I am a 37-years old mother of a big family. I found faith in Yeshua in the year 2003, or actually He found me. I was aware of the God of Israel and crucified “Jesus”, but I could never have never guessed how big a change it would bring when I really asked for forgiveness and repented from sin, giving my life into His hands.
I had not read much Bible earlier, until Holy Spirit began to do her work in me. I could not eat foods containing blood anymore and pork caused me joint pain. YHVH also put love for Israel into my heart.
Later on when we moved to another place to live, I received a the baptism in the Holy Spirit and began to hear Lord’s voice more clearly. I had taken the word much for the tickling of my ears to say, without really understanding the Holy Scriptures. Thus I used to read much Psalms.
After getting filled with the Holy Spirit I often heard the word Yeshua coming out of my lips as I prayed in tongues. Some way I immediately understood who He was. Then one morning as I woke up, I heard the Holy Spirit speaking clearly in my heart, like as if I would have had a third ear in my stomach! He spoke: “I open the doors of the House of Jacob to you.” At the time I did not yet understand what it meant.
In about 2009 God began to teach me in different ways about doing real repentance. I also began to pray much for Israel.
Before my trip to Israel at the year in 2010, I was in a big Christian meeting and as we left driving from there I raised my legs to the window screen of the car and suddenly heard a thud coming from the bottom of my sneakers. There was a badge caught in my shoe and it was a grafted in –symbol (menorah, star and fish)! Again The Lord spoke me about Israel.
The trip to Israel was remarkable and I was constantly so full of Holy Spirit that it was hard to keep standing. We read much the Word of God and learned a lot during that group travel. We got an additional week in Israel because of the ash cloud from Iceland, and so we got to see the lovely independence celebrations of Israel!
Now I knew I had found my home country once and for all; the country God had spoken already so much about.
I have received and keep receiving songs from the Bible and only later on have I understood that they are also about Israel, like my song “For Zion’s sake I cannot keep silent” or “Make a pathway” which are both from the Book of Isaiah, chapter 62.
We began to sing Hebrew songs also with my praise band Shofar, as those songs were simply brought in front of me! In the year 2011 one of my friends became a believer and we were having a home meeting at her place. I saw some book on the table, and it had in its cover the same grafted in-symbol in its cover that I had found caught in my shoe a year before my trip to Israel! The book was The Healing Power of the Roots by Bishop Dominiquae Bierman! I did not know what the book would contain, but I felt an urgent need to read that very book! Thus I bought one for myself and began to read it bit by bit in home. I was so excited! God had gradually spoken to me about the same things during the years, but now I gained more understanding what it was all about!

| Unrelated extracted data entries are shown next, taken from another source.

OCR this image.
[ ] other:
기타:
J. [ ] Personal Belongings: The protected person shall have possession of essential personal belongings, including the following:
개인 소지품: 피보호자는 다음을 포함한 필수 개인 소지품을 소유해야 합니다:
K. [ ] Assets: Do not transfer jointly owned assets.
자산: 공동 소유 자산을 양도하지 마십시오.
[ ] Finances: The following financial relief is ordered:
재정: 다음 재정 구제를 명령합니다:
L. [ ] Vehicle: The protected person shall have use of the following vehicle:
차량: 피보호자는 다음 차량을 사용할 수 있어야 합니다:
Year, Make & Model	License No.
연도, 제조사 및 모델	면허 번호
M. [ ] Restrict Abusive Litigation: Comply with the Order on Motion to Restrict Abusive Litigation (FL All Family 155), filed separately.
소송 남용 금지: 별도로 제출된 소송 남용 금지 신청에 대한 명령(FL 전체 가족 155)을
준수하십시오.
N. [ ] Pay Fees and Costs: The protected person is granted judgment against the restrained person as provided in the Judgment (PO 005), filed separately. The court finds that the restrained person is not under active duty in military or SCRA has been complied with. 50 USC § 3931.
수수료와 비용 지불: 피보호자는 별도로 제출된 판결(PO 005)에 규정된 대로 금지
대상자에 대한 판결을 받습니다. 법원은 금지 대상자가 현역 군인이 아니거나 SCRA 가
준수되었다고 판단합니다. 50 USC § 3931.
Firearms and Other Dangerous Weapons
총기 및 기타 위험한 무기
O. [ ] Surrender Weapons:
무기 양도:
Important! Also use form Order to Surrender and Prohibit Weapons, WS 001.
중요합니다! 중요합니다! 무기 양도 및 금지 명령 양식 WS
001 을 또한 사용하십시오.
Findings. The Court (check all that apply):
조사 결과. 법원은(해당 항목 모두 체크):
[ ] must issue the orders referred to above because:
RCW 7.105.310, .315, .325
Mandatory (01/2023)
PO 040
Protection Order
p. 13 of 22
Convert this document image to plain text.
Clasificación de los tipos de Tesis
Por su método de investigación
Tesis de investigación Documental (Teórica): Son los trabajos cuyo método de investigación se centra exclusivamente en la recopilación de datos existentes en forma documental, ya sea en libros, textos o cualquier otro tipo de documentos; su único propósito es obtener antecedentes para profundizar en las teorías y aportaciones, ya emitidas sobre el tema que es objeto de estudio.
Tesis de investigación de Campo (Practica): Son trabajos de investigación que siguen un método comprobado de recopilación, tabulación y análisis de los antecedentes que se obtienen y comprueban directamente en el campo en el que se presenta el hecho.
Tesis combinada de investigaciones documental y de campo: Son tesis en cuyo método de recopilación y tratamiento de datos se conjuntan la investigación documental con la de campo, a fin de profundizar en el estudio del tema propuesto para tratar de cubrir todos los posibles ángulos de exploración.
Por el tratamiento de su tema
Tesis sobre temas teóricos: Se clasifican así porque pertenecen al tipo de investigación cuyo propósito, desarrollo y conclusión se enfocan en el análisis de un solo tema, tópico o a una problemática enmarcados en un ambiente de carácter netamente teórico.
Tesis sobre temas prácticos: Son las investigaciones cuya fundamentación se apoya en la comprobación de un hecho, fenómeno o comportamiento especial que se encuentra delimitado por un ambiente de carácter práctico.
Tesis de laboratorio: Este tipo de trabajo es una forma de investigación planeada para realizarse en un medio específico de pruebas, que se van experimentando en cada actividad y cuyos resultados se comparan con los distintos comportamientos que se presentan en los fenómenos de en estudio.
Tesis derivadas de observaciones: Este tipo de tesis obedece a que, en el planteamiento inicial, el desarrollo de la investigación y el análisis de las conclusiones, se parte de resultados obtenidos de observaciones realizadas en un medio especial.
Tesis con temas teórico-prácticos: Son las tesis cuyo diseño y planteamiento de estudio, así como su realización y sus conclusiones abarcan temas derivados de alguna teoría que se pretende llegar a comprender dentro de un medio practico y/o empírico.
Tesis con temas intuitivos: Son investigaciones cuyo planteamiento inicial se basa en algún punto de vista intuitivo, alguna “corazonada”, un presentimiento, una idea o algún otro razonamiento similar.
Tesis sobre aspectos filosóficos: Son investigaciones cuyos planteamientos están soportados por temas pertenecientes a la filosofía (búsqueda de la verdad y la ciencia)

We had a little prayer team of women, and we had been praying that we could go deeper in the truth in the will of God. We were also praying much for Israel. God had begun to speak also about the same things to the other women in that group than as He had spoken to me, including the Shabbat and the holy diet.
In the late winter 2013 God spoke to me that now it was the time to give up Christmas and all idols related to it. I had only one free day on that week and that was Shabbat. As that day was passing by I just couldn’t get started getting rid of all Christmas decorations and things, even though I had decided to do it at that very day. I just kept on thinking how lovely the Christmas is. Then my mother called me a couple of times and urged me to start destructing those things, as she herself had also got rid of some icons and things I had urged her to destroy. Then it started: cleansing from my biggest idol, that had probably been more important to me than Yeshua himself! What a joy and freedom busted out!
I had also bought Bishop Dominiquae Bierman’s book Grafted in, and I was slowly going through it. A new season began in our family. I talked to our children about not having a Christmas anymore, and they were wondering what happens to the presents? I promised that we can start to celebrate Hanukkah, and so we did at in 2013, for the first time as a family. My husband was satisfied as well, since he did not have to go through that hassle and stress what always used to be part of Christmas. We had also begun to celebrate the Shabbat little by little and I began to notice what blessings it brought in.
Israel is in my heart and prayers every day. Last year I had an opportunity to be there celebrating Sukkot. Now I am studying GRM Bible School and after each lesson I am so refreshed, HalleluYah! Praise to Messiah Yeshua for this Ministry!